As Smith enters his fifth year as head coach after being fired by the Buccaneers in 2016, the lack of defensive development has been shocking. Smith was considered an elite defensive coach in the NFL, developing a number of defensive superstars and even dropping the average points allowed per game by 12 points during his time as the Rams’ DC. Illini fans are still waiting for glimpses of this defensive prowess. Though takeaway numbers were great in 2019 — leading the Big Ten with 2.2 takeaways per game and leading all of college football with six defensive touchdowns — the Illini have gotten destroyed by the run and have struggled with consistency, coming in 10th in the Big Ten in team defense last season.
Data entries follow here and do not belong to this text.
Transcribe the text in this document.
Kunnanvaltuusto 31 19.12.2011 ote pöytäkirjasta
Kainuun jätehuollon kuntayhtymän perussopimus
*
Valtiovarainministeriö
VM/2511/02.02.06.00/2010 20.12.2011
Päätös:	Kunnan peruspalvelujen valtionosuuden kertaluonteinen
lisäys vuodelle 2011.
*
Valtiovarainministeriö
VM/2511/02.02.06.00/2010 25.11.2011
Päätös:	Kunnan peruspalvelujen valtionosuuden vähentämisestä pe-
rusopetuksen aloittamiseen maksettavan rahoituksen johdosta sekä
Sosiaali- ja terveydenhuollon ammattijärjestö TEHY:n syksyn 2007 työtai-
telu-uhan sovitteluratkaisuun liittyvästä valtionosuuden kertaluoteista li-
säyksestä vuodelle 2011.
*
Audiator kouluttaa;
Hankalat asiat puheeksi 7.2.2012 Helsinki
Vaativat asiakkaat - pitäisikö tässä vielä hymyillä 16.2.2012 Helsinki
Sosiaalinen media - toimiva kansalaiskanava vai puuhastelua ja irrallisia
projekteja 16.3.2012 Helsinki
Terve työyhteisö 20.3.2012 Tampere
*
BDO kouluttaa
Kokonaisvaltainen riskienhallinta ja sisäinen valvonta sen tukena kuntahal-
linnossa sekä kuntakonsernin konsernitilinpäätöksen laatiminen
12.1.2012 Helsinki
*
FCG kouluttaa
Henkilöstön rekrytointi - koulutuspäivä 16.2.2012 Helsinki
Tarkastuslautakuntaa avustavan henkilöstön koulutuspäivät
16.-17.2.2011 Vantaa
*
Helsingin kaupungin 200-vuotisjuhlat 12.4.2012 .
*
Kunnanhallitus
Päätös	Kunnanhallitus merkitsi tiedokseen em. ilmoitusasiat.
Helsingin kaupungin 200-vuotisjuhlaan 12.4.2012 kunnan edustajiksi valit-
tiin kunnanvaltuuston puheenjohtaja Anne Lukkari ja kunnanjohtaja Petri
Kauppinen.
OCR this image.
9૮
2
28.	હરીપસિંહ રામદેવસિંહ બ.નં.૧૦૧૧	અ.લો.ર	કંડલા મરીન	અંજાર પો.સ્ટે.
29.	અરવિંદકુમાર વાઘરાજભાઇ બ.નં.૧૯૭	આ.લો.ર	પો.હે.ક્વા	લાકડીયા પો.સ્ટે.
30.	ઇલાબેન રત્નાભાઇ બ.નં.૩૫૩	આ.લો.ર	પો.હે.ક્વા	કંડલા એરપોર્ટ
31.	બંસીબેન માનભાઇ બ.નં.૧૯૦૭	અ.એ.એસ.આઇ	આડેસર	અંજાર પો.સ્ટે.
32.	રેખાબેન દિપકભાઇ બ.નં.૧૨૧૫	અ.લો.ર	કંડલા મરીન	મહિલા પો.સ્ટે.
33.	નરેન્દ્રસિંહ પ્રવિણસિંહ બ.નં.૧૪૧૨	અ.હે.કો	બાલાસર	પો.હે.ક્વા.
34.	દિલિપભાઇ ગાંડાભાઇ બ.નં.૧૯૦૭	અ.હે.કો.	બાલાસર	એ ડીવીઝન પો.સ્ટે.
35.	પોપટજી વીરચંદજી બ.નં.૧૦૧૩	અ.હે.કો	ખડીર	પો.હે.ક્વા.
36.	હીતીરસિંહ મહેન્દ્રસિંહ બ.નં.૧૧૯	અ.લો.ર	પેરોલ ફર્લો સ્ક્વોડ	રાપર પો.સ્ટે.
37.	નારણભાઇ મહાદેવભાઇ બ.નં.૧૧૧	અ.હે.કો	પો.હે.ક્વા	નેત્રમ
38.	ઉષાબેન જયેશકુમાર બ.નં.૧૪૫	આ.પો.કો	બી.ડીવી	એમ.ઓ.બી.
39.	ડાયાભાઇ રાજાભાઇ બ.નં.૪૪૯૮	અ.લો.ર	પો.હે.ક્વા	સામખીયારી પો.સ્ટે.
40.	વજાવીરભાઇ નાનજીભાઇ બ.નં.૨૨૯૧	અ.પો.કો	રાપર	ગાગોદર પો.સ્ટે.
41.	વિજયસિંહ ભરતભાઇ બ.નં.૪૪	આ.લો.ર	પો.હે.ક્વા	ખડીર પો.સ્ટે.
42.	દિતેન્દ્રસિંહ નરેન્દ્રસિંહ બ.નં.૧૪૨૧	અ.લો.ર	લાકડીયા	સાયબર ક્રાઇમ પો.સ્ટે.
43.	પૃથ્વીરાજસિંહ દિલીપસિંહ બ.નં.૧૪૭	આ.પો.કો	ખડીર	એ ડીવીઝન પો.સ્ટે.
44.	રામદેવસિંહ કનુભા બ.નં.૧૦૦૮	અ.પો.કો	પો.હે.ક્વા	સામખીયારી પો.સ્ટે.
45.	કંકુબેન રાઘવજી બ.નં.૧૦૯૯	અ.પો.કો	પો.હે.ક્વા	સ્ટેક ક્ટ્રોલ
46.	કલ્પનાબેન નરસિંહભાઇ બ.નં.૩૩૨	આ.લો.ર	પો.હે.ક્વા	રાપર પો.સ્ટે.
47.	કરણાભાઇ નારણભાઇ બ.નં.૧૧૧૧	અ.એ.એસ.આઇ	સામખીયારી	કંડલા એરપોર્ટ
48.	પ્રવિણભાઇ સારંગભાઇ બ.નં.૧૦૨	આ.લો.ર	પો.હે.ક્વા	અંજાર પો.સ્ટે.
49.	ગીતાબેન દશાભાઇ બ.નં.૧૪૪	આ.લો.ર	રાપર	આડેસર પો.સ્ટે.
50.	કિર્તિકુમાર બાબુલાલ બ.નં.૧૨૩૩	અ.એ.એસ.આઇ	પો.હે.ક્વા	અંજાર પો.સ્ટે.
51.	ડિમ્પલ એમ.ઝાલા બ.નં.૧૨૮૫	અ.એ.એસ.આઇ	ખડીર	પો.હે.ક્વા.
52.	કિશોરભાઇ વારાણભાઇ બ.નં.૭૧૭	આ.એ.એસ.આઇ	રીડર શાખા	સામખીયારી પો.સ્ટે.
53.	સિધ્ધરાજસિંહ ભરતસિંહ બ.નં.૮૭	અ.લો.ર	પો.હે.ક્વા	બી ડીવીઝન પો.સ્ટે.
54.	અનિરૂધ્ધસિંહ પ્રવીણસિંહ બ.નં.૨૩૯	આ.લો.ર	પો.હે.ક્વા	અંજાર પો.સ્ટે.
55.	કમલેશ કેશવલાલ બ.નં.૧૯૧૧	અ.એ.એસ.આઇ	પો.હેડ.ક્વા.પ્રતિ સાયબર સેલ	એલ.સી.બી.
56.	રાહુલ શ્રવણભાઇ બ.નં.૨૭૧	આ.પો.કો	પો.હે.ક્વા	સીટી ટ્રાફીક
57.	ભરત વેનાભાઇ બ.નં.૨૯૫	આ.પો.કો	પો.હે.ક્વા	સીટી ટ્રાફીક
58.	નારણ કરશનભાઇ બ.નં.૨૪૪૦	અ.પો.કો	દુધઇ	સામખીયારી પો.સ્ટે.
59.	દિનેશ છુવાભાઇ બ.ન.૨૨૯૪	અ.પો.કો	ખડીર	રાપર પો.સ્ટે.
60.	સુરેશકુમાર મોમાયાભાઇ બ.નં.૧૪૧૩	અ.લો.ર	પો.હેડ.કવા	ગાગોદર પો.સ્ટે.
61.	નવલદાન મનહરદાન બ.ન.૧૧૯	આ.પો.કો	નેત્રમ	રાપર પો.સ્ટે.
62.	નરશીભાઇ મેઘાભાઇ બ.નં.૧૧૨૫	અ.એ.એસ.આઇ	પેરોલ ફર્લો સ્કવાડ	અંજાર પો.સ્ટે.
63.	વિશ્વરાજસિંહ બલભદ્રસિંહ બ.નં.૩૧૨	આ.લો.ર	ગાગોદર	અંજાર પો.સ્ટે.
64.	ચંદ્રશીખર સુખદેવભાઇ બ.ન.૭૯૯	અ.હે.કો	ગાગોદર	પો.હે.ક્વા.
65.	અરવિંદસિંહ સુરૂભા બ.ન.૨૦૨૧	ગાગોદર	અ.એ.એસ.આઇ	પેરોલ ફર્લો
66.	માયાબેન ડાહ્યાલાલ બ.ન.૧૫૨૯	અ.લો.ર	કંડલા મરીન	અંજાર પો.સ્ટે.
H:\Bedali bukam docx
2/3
The defensive departures, though few, will definitely be significant for the Illini, with 2019 Big Ten tackle leader Dele Harding graduating and DE Oluwole Betiku Jr., who had nine sacks in 2019, deciding to pass up on his final season to go pro. Even with the loss of Harding, the linebacker core will be the key for the Illini defense that features 2019 FBS forced fumble leader Jake Hansen and Washington transfer Milo Eifler.

Averaging a mediocre 212 pass yards allowed per game in 2019, the Illini secondary felt only a small hit in the loss of safety Stanley Green. Cornerbacks Nate Hobbs, who had a solid 67 tackles and 5.5 TFL in 2019, and Tony Adams, who had two picks in 10 games last season, will continue to be a consistent pairing and will provide important senior experience. Hard-hitting safety Sydney Brown — an all Big-Ten third team selection who was second on the team in tackles in 2019 with 88 — will be back for his junior year as well.

Losing two important members of the defensive line, Smith will need to count on young prospects Seth Coleman, Keith Randolph and Jer’Zhan Newton up front. Illinois will also return DE Isaiah Gay, a disruptive pass rusher who Smith has reported is “an over 600 squatter,” and South Carolina State transfer DT Roderick Perry, who Phil Steele Highest called the highest rated draft-eligible defensive tackle in the Big Ten. The two will need to step up big-time against the offensive powerhouses of the Big Ten.

Three Players to Know

Josh Imatorbhebhe, WR

With a number of breakout games last season, including a 178-yard, two-touchdown performance against Michigan State, USC transfer Imatorbhebhe is a deep ball threat with a ton of potential upside. Although missing the end of last season due to injury, he averaged over 19 yards per catch and had a nine touchdowns on the year — fifth in the Big Ten and the second most in Illinois football history. His strong, 6-foot-2, 220 pound frame allows him to make athletic grabs under pressure, as highlighted by his impressive touchdown catch in the upset win over Wisconsin.

Jake Hansen, LB

Despite his average size and quickness, Hansen’s intensity makes him one of the best tacklers in the Big Ten. Even while missing the final four games of the year due to injury, Hansen led the nation in total and per-game forced fumbles with seven and 0.78, respectively. With the departure of Harding, Hansen will move to play middle linebacker this season, allowing his solid pass defense and heavy-hitting abilities to really set the tone for the Illini defense.

Blake Hayes, P

The massive 6-foot-6 Austrailian was the Big Ten Punter of the Year in 2019, averaging 44.6 yards on 77 punts, including a booming 70 punt against Michigan. Hayes was recently listed as the top NFL punting prospect by Mel Kiper. Hayes’ punting ability has the power to take serious pressure off the Illini defense and help win good field position for Smith’s offense.